Net sales rose 12.7% to $106.4 million, missing expectations of $109.2 million. Compared with the second quarter, its revenue fell, bucking typical seasonal trends for the company’s products. Customers usually buy more Beyond Burgers during the summer to grill.
The company reported strong growth outside the United States, with international grocery and restaurant divisions each seeing sales more than double during the quarter.
However, U.S. revenue fell 13.9% compared with a year ago, mostly due to weaker grocery demand. CEO Ethan Brown told analysts that grocery sales didn’t help make up for shrinking food service orders, unlike in 2020.
The company also said softer demand and operational challenges, like severe weather, hurt its domestic sales. Brown said new competitors in the market are putting pressure on its market share, but data doesn’t reveal that the lower demand is due to other companies stealing its customers.
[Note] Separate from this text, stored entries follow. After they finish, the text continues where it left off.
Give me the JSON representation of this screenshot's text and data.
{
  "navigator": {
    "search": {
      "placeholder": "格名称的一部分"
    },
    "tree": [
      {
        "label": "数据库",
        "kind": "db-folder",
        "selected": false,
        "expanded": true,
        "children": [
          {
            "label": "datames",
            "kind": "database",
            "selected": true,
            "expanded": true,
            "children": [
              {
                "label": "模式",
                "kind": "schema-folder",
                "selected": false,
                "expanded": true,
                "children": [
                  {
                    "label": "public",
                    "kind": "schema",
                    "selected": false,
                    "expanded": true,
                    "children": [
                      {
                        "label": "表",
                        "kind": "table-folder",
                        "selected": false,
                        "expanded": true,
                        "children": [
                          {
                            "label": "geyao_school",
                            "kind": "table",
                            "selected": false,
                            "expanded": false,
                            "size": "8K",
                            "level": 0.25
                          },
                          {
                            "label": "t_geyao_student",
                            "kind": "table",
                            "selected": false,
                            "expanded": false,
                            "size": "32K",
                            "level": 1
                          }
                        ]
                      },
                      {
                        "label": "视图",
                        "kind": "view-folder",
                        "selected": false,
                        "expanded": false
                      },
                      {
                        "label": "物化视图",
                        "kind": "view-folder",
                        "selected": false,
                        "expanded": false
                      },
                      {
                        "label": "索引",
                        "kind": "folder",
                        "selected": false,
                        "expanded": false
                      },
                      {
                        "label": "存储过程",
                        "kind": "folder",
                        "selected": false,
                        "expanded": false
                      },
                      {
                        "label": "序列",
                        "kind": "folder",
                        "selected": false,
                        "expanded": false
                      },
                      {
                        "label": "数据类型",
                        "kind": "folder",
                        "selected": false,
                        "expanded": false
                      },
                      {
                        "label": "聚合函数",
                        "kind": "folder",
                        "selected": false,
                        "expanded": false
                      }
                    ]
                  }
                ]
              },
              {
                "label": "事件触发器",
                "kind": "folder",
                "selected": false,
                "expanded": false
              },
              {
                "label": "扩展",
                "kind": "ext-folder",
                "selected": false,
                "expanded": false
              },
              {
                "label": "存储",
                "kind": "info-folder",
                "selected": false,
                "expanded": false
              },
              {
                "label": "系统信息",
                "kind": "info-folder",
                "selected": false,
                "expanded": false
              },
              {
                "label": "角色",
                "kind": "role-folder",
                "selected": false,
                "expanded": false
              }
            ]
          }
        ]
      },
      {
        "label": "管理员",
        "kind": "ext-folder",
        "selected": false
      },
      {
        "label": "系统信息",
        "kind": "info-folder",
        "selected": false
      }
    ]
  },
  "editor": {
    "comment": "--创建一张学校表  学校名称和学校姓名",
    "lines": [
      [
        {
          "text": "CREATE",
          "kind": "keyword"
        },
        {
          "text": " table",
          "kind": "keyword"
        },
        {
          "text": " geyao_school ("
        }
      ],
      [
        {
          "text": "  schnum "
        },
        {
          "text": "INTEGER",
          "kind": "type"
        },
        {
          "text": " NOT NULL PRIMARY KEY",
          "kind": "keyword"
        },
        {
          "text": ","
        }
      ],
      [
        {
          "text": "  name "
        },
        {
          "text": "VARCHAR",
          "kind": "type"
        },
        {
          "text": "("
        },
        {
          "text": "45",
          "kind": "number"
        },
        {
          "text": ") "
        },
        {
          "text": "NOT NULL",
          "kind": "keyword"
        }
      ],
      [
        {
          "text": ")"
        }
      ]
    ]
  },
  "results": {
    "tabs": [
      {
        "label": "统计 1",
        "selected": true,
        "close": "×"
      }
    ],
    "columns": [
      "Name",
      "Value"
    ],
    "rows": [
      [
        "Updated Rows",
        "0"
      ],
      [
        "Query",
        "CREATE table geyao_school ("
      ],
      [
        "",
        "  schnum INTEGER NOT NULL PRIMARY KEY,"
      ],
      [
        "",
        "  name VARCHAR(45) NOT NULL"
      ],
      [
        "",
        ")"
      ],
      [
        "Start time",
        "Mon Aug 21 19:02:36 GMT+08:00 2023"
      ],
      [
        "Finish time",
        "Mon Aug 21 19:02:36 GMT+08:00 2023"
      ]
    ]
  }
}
New products, like its meatless chicken, slightly offset U.S. sales declines.
In October, the company warned investors that it would be reporting weaker sales than it had previously predicted, citing a wide range of factors, including the delta variant and distribution problems.
And the company’s forecast doesn’t indicate a sunnier fourth quarter. Beyond is predicting net sales of $85 million to $110 million for those three months. Wall Street was expecting revenue of $131.6 million during the quarter.
Beyond said it’s expecting some of the operational challenges from the third quarter to drag down its fourth-quarter results as well. It also cited restaurants’ labor challenges and hesitant ordering behavior due to uncertainty tied to the pandemic as other factors embedded in the outlook. The company noted that the period contains 5 fewer shipping days than a year prior.
“Near-term market and operating conditions notwithstanding, we remain committed to our long-term strategy,” Brown said in a statement.
He told analysts he is feeling optimistic about 2022. He hinted at new product launches coming next year, saying that some of those items could reach price parity with meat.